Department of Paediatrics, Radboud University Nijmegen Medical Centre, Nijmegen, The Netherlands.
J Pediatr Gastroenterol Nutr. 2010 Dec;51(6):690-7. doi: 10.1097/MPG.0b013e3181dc0d73.
Overlap in the clinical presentation of pediatric granulomatous inflammatory bowel disease may be substantial, depending on the mode of presentation. Chronic granulomatous disease (CGD) may present with granulomatous colitis, perianal abscesses, hepatic abscesses or granulomas, failure to thrive, and obstruction of the gastrointestinal tract (including esophageal strictures and dysmotility, delayed gastric emptying, and small bowel obstruction). Anemia, thrombocytosis, elevated C-reactive protein and erythrocyte sedimentation rate, and hypoalbuminemia are nonspecific and may occur in any of the granulomatous inflammatory bowel diseases. In histology, macrophages with cytoplasmic inclusions will be rather specific for CGD. Sarcoidosis may present with abdominal pain or discomfort, diarrhea, weight loss, growth failure, delayed puberty, erythema nodosum, arthritis, uveitis, and hepatic granulomata. Only in 55% of the patients will angiotensin-converting enzyme be elevated. The noncaseating epithelioid granulomata will be unspecific. Bronchoalveolar lymphocytosis and abnormalities in pulmonary function are reported in sarcoidosis and in Crohn disease (CD) and CGD. Importantly, patients with CD may present with granulomatous lung disease, fibrosing alveolitis, and drug-induced pneumonitis. Sarcoidosis and concomitant gastrointestinal CD have been reported in patients, as well as coexistence of CD and sarcoidosis in siblings. Common susceptibility loci have been identified in CD and sarcoidosis. CD and CGD share defects in the defense mechanisms against different microbes. In the present review, common features and essential differences are discussed in clinical presentation and diagnostics--including histology--in CGD, sarcoidosis, and CD, together with 2 other granulomatous inflammatory bowel diseases, namely abdominal tuberculosis and Hermansky-Pudlak syndrome. Instructions for specific diagnosis and respective treatments are provided.

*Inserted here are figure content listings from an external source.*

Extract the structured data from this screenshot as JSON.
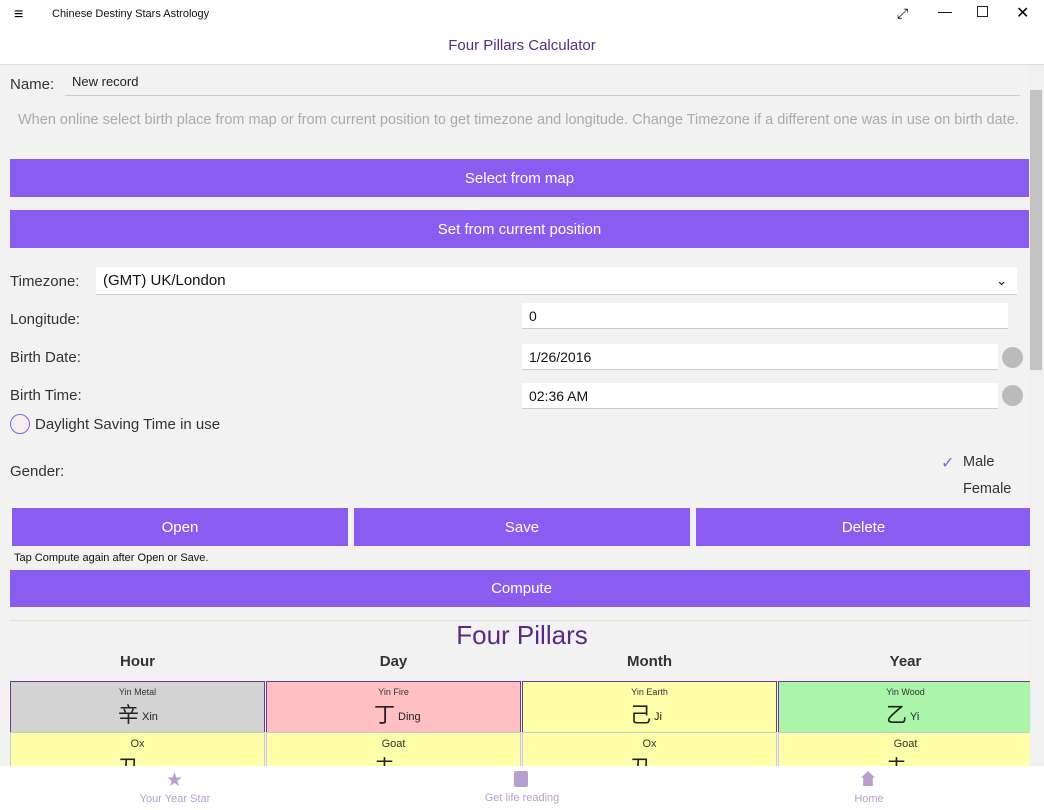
{
  "window": {
    "title": "Chinese Destiny Stars Astrology"
  },
  "header": {
    "title": "Four Pillars Calculator"
  },
  "form": {
    "name_label": "Name:",
    "name_value": "New record",
    "hint": "When online select birth place from map or from current position to get timezone and longitude. Change Timezone if a different one was in use on birth date.",
    "select_map": "Select from map",
    "set_position": "Set from current position",
    "timezone_label": "Timezone:",
    "timezone_value": "(GMT) UK/London",
    "longitude_label": "Longitude:",
    "longitude_value": "0",
    "birth_date_label": "Birth Date:",
    "birth_date_value": "1/26/2016",
    "birth_time_label": "Birth Time:",
    "birth_time_value": "02:36 AM",
    "dst_label": "Daylight Saving Time in use",
    "gender_label": "Gender:",
    "gender_options": [
      "Male",
      "Female"
    ],
    "buttons": [
      "Open",
      "Save",
      "Delete"
    ],
    "note": "Tap Compute again after Open or Save.",
    "compute": "Compute"
  },
  "pillars": {
    "title": "Four Pillars",
    "columns": [
      {
        "heading": "Hour",
        "stem_element": "Yin Metal",
        "stem_char": "辛",
        "stem_name": "Xin",
        "branch": "Ox",
        "branch_char": "丑"
      },
      {
        "heading": "Day",
        "stem_element": "Yin Fire",
        "stem_char": "丁",
        "stem_name": "Ding",
        "branch": "Goat",
        "branch_char": "未"
      },
      {
        "heading": "Month",
        "stem_element": "Yin Earth",
        "stem_char": "己",
        "stem_name": "Ji",
        "branch": "Ox",
        "branch_char": "丑"
      },
      {
        "heading": "Year",
        "stem_element": "Yin Wood",
        "stem_char": "乙",
        "stem_name": "Yi",
        "branch": "Goat",
        "branch_char": "未"
      }
    ]
  },
  "nav": [
    "Your Year Star",
    "Get life reading",
    "Home"
  ]
}
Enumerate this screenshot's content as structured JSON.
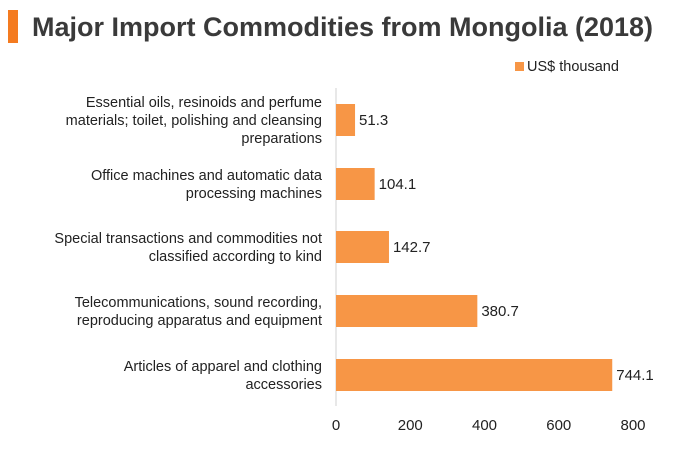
{
  "header": {
    "title": "Major Import Commodities from Mongolia (2018)",
    "accent_color": "#f47b20"
  },
  "chart_data": {
    "type": "bar",
    "orientation": "horizontal",
    "title": "Major Import Commodities from Mongolia (2018)",
    "categories": [
      [
        "Essential oils, resinoids and perfume",
        "materials; toilet, polishing and cleansing",
        "preparations"
      ],
      [
        "Office machines and automatic data",
        "processing machines"
      ],
      [
        "Special transactions and commodities not",
        "classified according to kind"
      ],
      [
        "Telecommunications, sound recording,",
        "reproducing apparatus and equipment"
      ],
      [
        "Articles of apparel and clothing",
        "accessories"
      ]
    ],
    "series": [
      {
        "name": "US$ thousand",
        "values": [
          51.3,
          104.1,
          142.7,
          380.7,
          744.1
        ],
        "value_labels": [
          "51.3",
          "104.1",
          "142.7",
          "380.7",
          "744.1"
        ],
        "color": "#f79646"
      }
    ],
    "xlim": [
      0,
      800
    ],
    "xticks": [
      "0",
      "200",
      "400",
      "600",
      "800"
    ],
    "grid": false,
    "legend_position": "top-right"
  }
}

小儿肉芽肿性炎症性肠病的临床表现可能存在重叠,具体取决于其表现方式。慢性肉芽肿病(CGD)可能表现为肉芽肿性结肠炎、肛周脓肿、肝脓肿或肉芽肿、生长发育迟缓以及胃肠道梗阻(包括食管狭窄和运动障碍、胃排空延迟以及小肠梗阻)。贫血、血小板增多症、C 反应蛋白和红细胞沉降率升高以及低白蛋白血症是非特异性的,可能发生在任何一种肉芽肿性炎症性肠病中。在组织学上,细胞质包涵体的巨噬细胞将是 CGD 相当特异的表现。结节病可能表现为腹痛或不适、腹泻、体重减轻、生长发育迟缓、青春期延迟、结节性红斑、关节炎、葡萄膜炎和肝肉芽肿。只有 55%的患者血管紧张素转换酶会升高。非干酪样上皮样肉芽肿是没有特异性的。结节病和克罗恩病(CD)以及 CGD 患者都有肺泡灌洗液淋巴细胞增多和肺功能异常的报道。重要的是,CD 患者可能会出现肉芽肿性肺病、纤维性肺泡炎和药物性肺炎。有报道称,结节病和同时伴有胃肠道 CD 的患者,以及 CD 和结节病在兄弟姐妹中的共存。CD 和结节病都存在共同的易感基因座。CD 和 CGD 共享针对不同微生物的防御机制缺陷。在本综述中,讨论了 CGD、结节病和 CD 以及另外两种肉芽肿性炎症性肠病(即腹部结核和 Hermansky-Pudlak 综合征)在临床表现和诊断(包括组织学)方面的共同特征和重要差异,并提供了具体诊断和相应治疗的指导。